Jigyasa & Rishabh: Oftentimes, depending on why we want to collect data, there are different ways to approach building good quality datasets. However, in a broader sense the different search techniques boil down to these key processes: formal problem definition, essential data signal determination, metadata association, data volume requirement, and data integration from multiple sources.
Hyperight: What resources and tools did you need to start and continue this journey?

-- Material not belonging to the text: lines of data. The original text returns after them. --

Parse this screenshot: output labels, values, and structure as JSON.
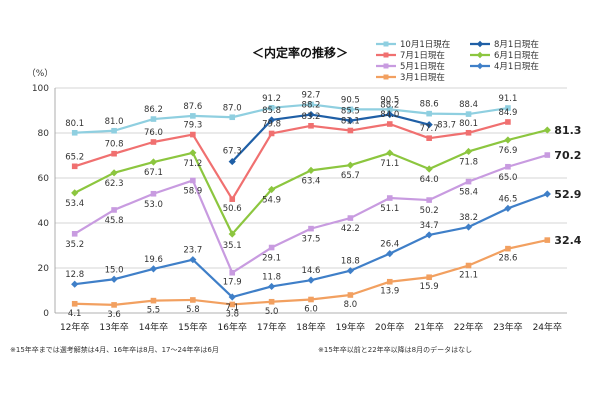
{
  "chart_data": {
    "type": "line",
    "title": "＜内定率の推移＞",
    "ylabel": "（%）",
    "ylim": [
      0,
      100
    ],
    "yticks": [
      0,
      20,
      40,
      60,
      80,
      100
    ],
    "grid": true,
    "legend_position": "top-right",
    "categories": [
      "12年卒",
      "13年卒",
      "14年卒",
      "15年卒",
      "16年卒",
      "17年卒",
      "18年卒",
      "19年卒",
      "20年卒",
      "21年卒",
      "22年卒",
      "23年卒",
      "24年卒"
    ],
    "series": [
      {
        "name": "10月1日現在",
        "color": "#8fcfe0",
        "marker": "square",
        "values": [
          80.1,
          81.0,
          86.2,
          87.6,
          87.0,
          91.2,
          92.7,
          90.5,
          90.5,
          88.6,
          88.4,
          91.1,
          null
        ],
        "labels": [
          "80.1",
          "81.0",
          "86.2",
          "87.6",
          "87.0",
          "91.2",
          "92.7",
          "90.5",
          "90.5",
          "88.6",
          "88.4",
          "91.1",
          ""
        ]
      },
      {
        "name": "8月1日現在",
        "color": "#1f5fa6",
        "marker": "diamond",
        "values": [
          null,
          null,
          null,
          null,
          67.3,
          85.8,
          88.2,
          85.5,
          88.2,
          83.7,
          null,
          null,
          null
        ],
        "labels": [
          "",
          "",
          "",
          "",
          "67.3",
          "85.8",
          "88.2",
          "85.5",
          "88.2",
          "83.7",
          "",
          "",
          ""
        ]
      },
      {
        "name": "7月1日現在",
        "color": "#f07070",
        "marker": "square",
        "values": [
          65.2,
          70.8,
          76.0,
          79.3,
          50.6,
          79.8,
          83.2,
          81.1,
          84.0,
          77.7,
          80.1,
          84.9,
          null
        ],
        "labels": [
          "65.2",
          "70.8",
          "76.0",
          "79.3",
          "50.6",
          "79.8",
          "83.2",
          "81.1",
          "84.0",
          "77.7",
          "80.1",
          "84.9",
          ""
        ]
      },
      {
        "name": "6月1日現在",
        "color": "#8cc63f",
        "marker": "diamond",
        "values": [
          53.4,
          62.3,
          67.1,
          71.2,
          35.1,
          54.9,
          63.4,
          65.7,
          71.1,
          64.0,
          71.8,
          76.9,
          81.3
        ],
        "labels": [
          "53.4",
          "62.3",
          "67.1",
          "71.2",
          "35.1",
          "54.9",
          "63.4",
          "65.7",
          "71.1",
          "64.0",
          "71.8",
          "76.9",
          "81.3"
        ]
      },
      {
        "name": "5月1日現在",
        "color": "#c89be0",
        "marker": "square",
        "values": [
          35.2,
          45.8,
          53.0,
          58.9,
          17.9,
          29.1,
          37.5,
          42.2,
          51.1,
          50.2,
          58.4,
          65.0,
          70.2
        ],
        "labels": [
          "35.2",
          "45.8",
          "53.0",
          "58.9",
          "17.9",
          "29.1",
          "37.5",
          "42.2",
          "51.1",
          "50.2",
          "58.4",
          "65.0",
          "70.2"
        ]
      },
      {
        "name": "4月1日現在",
        "color": "#3f7fc8",
        "marker": "diamond",
        "values": [
          12.8,
          15.0,
          19.6,
          23.7,
          7.1,
          11.8,
          14.6,
          18.8,
          26.4,
          34.7,
          38.2,
          46.5,
          52.9
        ],
        "labels": [
          "12.8",
          "15.0",
          "19.6",
          "23.7",
          "7.1",
          "11.8",
          "14.6",
          "18.8",
          "26.4",
          "34.7",
          "38.2",
          "46.5",
          "52.9"
        ]
      },
      {
        "name": "3月1日現在",
        "color": "#f2a060",
        "marker": "square",
        "values": [
          4.1,
          3.6,
          5.5,
          5.8,
          3.8,
          5.0,
          6.0,
          8.0,
          13.9,
          15.9,
          21.1,
          28.6,
          32.4
        ],
        "labels": [
          "4.1",
          "3.6",
          "5.5",
          "5.8",
          "3.8",
          "5.0",
          "6.0",
          "8.0",
          "13.9",
          "15.9",
          "21.1",
          "28.6",
          "32.4"
        ]
      }
    ],
    "notes": [
      "※15年卒までは選考解禁は4月、16年卒は8月、17～24年卒は6月",
      "※15年卒以前と22年卒以降は8月のデータはなし"
    ]
  }
}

Jigyasa & Rishabh: Being ML engineers in the industry, we feel having a problem-solving mindset is important topped with fundamental skills like software engineering, system design, and data modeling. As we grow in our career, we are realizing that domain knowledge plays a pivotal role in thinking through the problem and coming up with effective solutions. Another useful skill is the art of storytelling which involves Communicating one’s approaches by articulating the problem, end-to-end solution backed with data-driven analysis, and providing actionable insights.
Hyperight: Did you face any challenges throughout data curation and dataset construction, and what were the ways to overcome them?
Jigyasa & Rishabh: Once we have narrowed down the source to use for dataset curation and acquired the knowledge of the tools we need, it is very tempting to start scraping the content right away. However, It is crucial to be cognizant of the selected source’s ‘Terms & Conditions’ before starting the extraction process. In the era where data protection and privacy regulations are tightening, we should be very mindful of what data we can use, when and how.
Hyperight: Do you have any recommendations for anyone interested in starting a similar journey based on the lessons learned from yours?
Jigyasa & Rishabh: One of top pieces of advice will be to hone your technical know-how and find yourself opportunities to work in multiple realms for you to gain enough experience be it in the form of internships, volunteering, curriculum, and so on. These varied exposures will help you decide on your domain of expertise. For students particularly interested in Data Curation and Responsible AI, like budding data scientists, ML engineers, etc. put in the effort to read up on the principles and devise ways how you can implement them in practical life. Our belief is that ideas are nothing without implementation, so make sure you hone those execution skills and build your portfolio accordingly!
Hyperight: According to you, what AI trends can we expect in the upcoming 12 months?
Jigyasa & Rishabh: Technology is touching every aspect of our life and in a way shaping humankind in the present era. With its significance augmenting each passing day, it is highly crucial to have certain checks in place to promote its ethical growth and avoid socio-economic damage to society. Especially with modern-day AI systems, even a slight crack in their design can lead to disastrous outcomes propelled by cyber-attacks, reverse engineering, and leakage of sensitive data like personal conversations, financial transactions, medical history, and so on. Therefore, it is imperative to retain the confidentiality of data, maintain the privacy of proprietary design, and stay compliant with the latest regulations and policies.